New York Hits First Financial Security Regulation Deadline
New York state’s mandatory cybersecurity requirements for financial institutions reached a significant deadline, August 28, whereby covered entities must create a written security policy and appoint a chief information security officer.
The August date marks the end of a 180-day transitional period for the New York State Department of Financial Services cybersecurity regulations, which went into effect on March 1, 2017, required financial institutions to provide minimum cybersecurity standards and report breaches to regulators to limit consumer losses. Covered entities must also limit access privileges to nonpublic data, periodically assess the process, and implement procedures to inform the state regulator within 72 hours of cybersecurity or data security incidents.
New York’s Department of Financial Services regulates numerous financial entities including credit unions, banks, trusts, budget planners, check cashers, money transmitters, licensed lenders, and mortgage brokers. The NYDFS does not have jurisdiction over broker-dealers and registered investment advisors.
The new rules, known as Section 500 or 23 NYCRR 500, applies to financial services companies licensed by New York, but not to nationally chartered institutions. Because this is the first regulator issuing cybersecurity guidelines, it is perhaps a harbinger for other state or national regulators.

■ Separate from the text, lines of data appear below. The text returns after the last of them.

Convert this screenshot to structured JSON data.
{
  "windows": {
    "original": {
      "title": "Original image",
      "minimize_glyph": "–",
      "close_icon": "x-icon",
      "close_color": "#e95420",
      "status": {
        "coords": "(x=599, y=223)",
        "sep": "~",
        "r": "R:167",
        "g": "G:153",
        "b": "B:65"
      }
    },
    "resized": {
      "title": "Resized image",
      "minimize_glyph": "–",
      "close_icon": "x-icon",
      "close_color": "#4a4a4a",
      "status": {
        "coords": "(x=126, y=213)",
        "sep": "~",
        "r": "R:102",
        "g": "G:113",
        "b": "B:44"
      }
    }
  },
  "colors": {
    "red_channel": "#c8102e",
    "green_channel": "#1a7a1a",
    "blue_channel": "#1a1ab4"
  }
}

The regulations require written policies and procedures, risk assessments, monitoring and testing, audit trails, access controls, application security, third-party service provider cybersecurity standards, encryption, data retention, specific hiring and training practices, incident response planning, notification to the DFS regarding cybersecurity events, and annual compliance certifications.
The first deadline for compliance under the regulations included formation of a written cybersecurity policy and designation of a CISO to oversee and implement its cybersecurity program, policies, and procedures.
Istvan Molnar, compliance specialist at privileged access management firm Balabit, said, “New York State’s Department of Financial Services will require covered entities to comply with the first transitional phase of its cybersecurity standards. Where do these organizations begin?”
He added, one of the first changes entities must tackle is access privileges (section 500.07 within the guidance) – specifically, limiting access privileges to sensitive data and systems. “This requires periodic audit reviews of user access.”
Molnar noted the regulation does not mention a specific system to put in place, but having a privileged access management system to assist with this need will be critical.
However, baseline privileged access management may not be enough. “A more proactive approach would be to mandate close monitoring and analysis of suppliers’ activities in real-time with more automated tools. Consistent monitoring of users’ behavioral biometrics, such as keyboard characteristics or mouse movements would shorten breach and threat discovery, enabling institutions to avert or minimize breach impacts,” Molnar explained.
New York Governor Andrew Cuomo described the regulation in a statement as the first of its kind in the nation. “New York is the financial capital of the world, and it is critical that we do everything in our power to protect consumers and our financial system from the ever-increasing threat of cyberattacks.”
Cuomo also stated these protections help ensure this industry has the necessary safeguards in place to protect themselves and the New Yorkers they serve from the serious economic harm caused by devastating cybercrimes.